En particulier, l'autorité responsable du fichier peut s'opposer à cette communication d'informations lorsqu'elles pourraient mettre en cause la sûreté de l'État ou la sécurité publique. Le Conseil d'État (CE no 243417 du 28.7.04) vient toutefois de rappeler que ce refus doit être motivé au cas par cas, par opposition à des motifs d'ordre général. L'enjeu pour tout citoyen est réel, car ces fichiers peuvent jouer de mauvais tours. Ainsi, en juillet 2004, quatre salariés d'une société de surveillance d'installations nucléaires ont été licenciés après le refus de la Préfecture de leur accorder l'agrément obligatoire pour de tels emplois, refus fondé sur l'interprétation discutable d'informations communiquées par le Système de traitement des infractions constatées (Stic), géré par la police nationale.

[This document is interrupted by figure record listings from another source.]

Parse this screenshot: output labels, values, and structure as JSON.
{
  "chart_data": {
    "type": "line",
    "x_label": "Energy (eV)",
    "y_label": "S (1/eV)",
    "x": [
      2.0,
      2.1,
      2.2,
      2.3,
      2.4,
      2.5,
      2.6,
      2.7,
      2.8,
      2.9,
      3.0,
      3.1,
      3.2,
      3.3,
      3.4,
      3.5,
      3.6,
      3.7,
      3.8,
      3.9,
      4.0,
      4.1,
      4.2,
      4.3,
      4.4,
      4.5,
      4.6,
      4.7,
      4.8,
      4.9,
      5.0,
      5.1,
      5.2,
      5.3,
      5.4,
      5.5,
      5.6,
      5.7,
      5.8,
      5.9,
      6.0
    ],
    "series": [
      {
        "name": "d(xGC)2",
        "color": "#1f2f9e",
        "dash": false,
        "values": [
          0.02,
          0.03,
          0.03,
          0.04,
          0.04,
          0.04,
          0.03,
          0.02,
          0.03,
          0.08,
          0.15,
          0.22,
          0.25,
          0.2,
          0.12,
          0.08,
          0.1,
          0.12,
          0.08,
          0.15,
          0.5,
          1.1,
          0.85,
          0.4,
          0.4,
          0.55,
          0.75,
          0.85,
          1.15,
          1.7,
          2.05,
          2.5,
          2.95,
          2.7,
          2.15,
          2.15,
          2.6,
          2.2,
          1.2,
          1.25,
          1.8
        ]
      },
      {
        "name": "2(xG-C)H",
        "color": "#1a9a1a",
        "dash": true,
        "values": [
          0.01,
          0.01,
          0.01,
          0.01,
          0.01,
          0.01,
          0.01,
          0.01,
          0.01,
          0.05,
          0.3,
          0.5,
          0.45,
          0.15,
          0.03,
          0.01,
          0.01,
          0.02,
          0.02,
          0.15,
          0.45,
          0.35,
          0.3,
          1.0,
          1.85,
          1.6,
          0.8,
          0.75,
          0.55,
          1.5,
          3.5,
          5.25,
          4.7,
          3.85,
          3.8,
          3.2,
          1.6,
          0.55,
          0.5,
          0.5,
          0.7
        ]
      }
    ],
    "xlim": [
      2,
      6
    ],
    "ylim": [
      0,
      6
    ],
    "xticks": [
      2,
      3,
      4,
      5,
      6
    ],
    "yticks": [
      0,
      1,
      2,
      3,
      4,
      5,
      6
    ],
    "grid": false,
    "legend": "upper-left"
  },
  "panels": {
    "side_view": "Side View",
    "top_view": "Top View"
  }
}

Une victime confondue avec son agresseur.

Or, la Cnil rappelait, en juin dernier, que près du quart des personnes ayant consulté les informations les concernant dans le Stic y étaient signalées de manière injustifiée et/ou erronée. Ainsi, une personne y figurait comme auteur d'une escroquerie alors qu'elle n'était que témoin, et une affaire de vol à main armée était imputée à une personne âgée, qui en était la victime. Les fichiers les plus sensibles par leur contenu sont, outre le Stic, le Judex (système Judicaire de documentation et d'exploitation), géré par la gendarmerie, et les fichiers des Renseignements généraux (RG). Le mode d'accès à tous ces fichiers a été unifié à l'occasion de la réforme de

la loi informatique et libertés (voir le no 981 du Particulier, p. 16). Le requérant saisit la Cnil (21, rue Saint-Guillaume, 75007 Paris et www.cnil.fr), qui demande à l'autorité responsable du fichier de lui communiquer les informations concernant le demandeur et les lui transmet ensuite. Cette autorité, le ministère de l'Intérieur (fichier des RG) ou le procureur de la République (Stic ou Judex), doit motiver son refus éventuel de communiquer ces informations.